2.2.25

Hablar con Dios, Tomo 1, N° 15, Autor: Francisco Fernández Carvajal

Un alma triste está a merced de muchas tentaciones. ¡Cuántos pecados se han cometido a la sombra de la tristeza! Cuando el alma está alegre se vierte hacia afuera y es estímulo para los demás; la tristeza oscurece el ambiente y hace daño. La tristeza nace del egoísmo de pensar en uno mismo con olvido de los demás, de la indolencia ante el trabajo, de la falta de mortificación, de la búsqueda de compensaciones, del descuido en el trato con Dios.

El olvido de uno mismo, el no andar excesivamente preocupados en las propias cosas es condición imprescindible para poder conocer a Cristo, objeto de nuestra alegría, y para poder servirle.
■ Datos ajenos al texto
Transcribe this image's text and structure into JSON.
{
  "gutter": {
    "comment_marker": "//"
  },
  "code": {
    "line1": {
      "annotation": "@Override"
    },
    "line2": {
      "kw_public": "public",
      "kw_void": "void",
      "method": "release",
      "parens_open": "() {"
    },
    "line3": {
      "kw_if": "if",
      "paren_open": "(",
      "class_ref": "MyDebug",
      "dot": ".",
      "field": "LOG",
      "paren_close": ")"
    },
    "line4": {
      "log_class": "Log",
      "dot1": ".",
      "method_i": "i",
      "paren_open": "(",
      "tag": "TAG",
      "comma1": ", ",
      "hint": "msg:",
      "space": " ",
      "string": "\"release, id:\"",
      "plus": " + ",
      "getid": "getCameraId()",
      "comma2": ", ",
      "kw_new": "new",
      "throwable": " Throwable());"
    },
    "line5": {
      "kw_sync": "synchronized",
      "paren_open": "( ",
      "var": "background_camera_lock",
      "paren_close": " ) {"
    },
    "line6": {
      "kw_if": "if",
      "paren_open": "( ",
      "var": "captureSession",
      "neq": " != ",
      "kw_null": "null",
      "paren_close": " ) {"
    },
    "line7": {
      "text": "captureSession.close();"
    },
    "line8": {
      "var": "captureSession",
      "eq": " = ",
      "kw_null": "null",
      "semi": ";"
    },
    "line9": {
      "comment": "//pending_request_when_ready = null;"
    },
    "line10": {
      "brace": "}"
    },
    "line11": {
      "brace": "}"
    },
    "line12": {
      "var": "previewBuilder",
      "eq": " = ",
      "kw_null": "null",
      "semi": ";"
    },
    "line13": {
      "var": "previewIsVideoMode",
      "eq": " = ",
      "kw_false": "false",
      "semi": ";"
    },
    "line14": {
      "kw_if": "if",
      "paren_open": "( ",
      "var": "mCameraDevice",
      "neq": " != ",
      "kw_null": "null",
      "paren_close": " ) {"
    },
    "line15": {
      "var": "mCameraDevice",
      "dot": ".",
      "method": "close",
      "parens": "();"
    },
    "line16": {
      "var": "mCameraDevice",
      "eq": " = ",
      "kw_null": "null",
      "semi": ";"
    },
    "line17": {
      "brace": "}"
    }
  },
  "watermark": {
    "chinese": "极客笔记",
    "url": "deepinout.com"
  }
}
Quien anda excesivamente preocupado de sí mismo difícilmente encontrará el gozo de la apertura hacia Dios y hacia los demás.

Y para alcanzar a Dios y crecer en la virtud debemos estar alegres.

Por otra parte, con el cumplimiento alegre de nuestros deberes podemos hacer mucho bien a nuestro alrededor, pues esa alegría lleva a Dios. Recomendaba San Pablo a los primeros cristianos: Llevad los unos las cargas de los otros y así cumpliréis la ley de Cristo (Gal 6, 2). . Y frecuentemente, para hacer la vida más amable a los demás, basta con esas pequeñas alegrías que, aunque de poco relieve, muestran con claridad que los consideramos y apreciamos: una sonrisa, una palabra cordial, un pequeño elogio, evitar tragedias por cosas de poca importancia que debemos dejar pasar y olvidar. Así contribuimos a hacer más llevadera la vida a las personas que nos rodean. Esa es una de las grandes misiones del cristiano: llevar alegría a un mundo que está triste porque se va alejando de Dios.

En muchas ocasiones el arroyo lleva a la fuente. Esas muestras de alegría conducirán a quienes nos tratan habitualmente a la fuente de toda alegría verdadera, a Cristo nuestro Señor.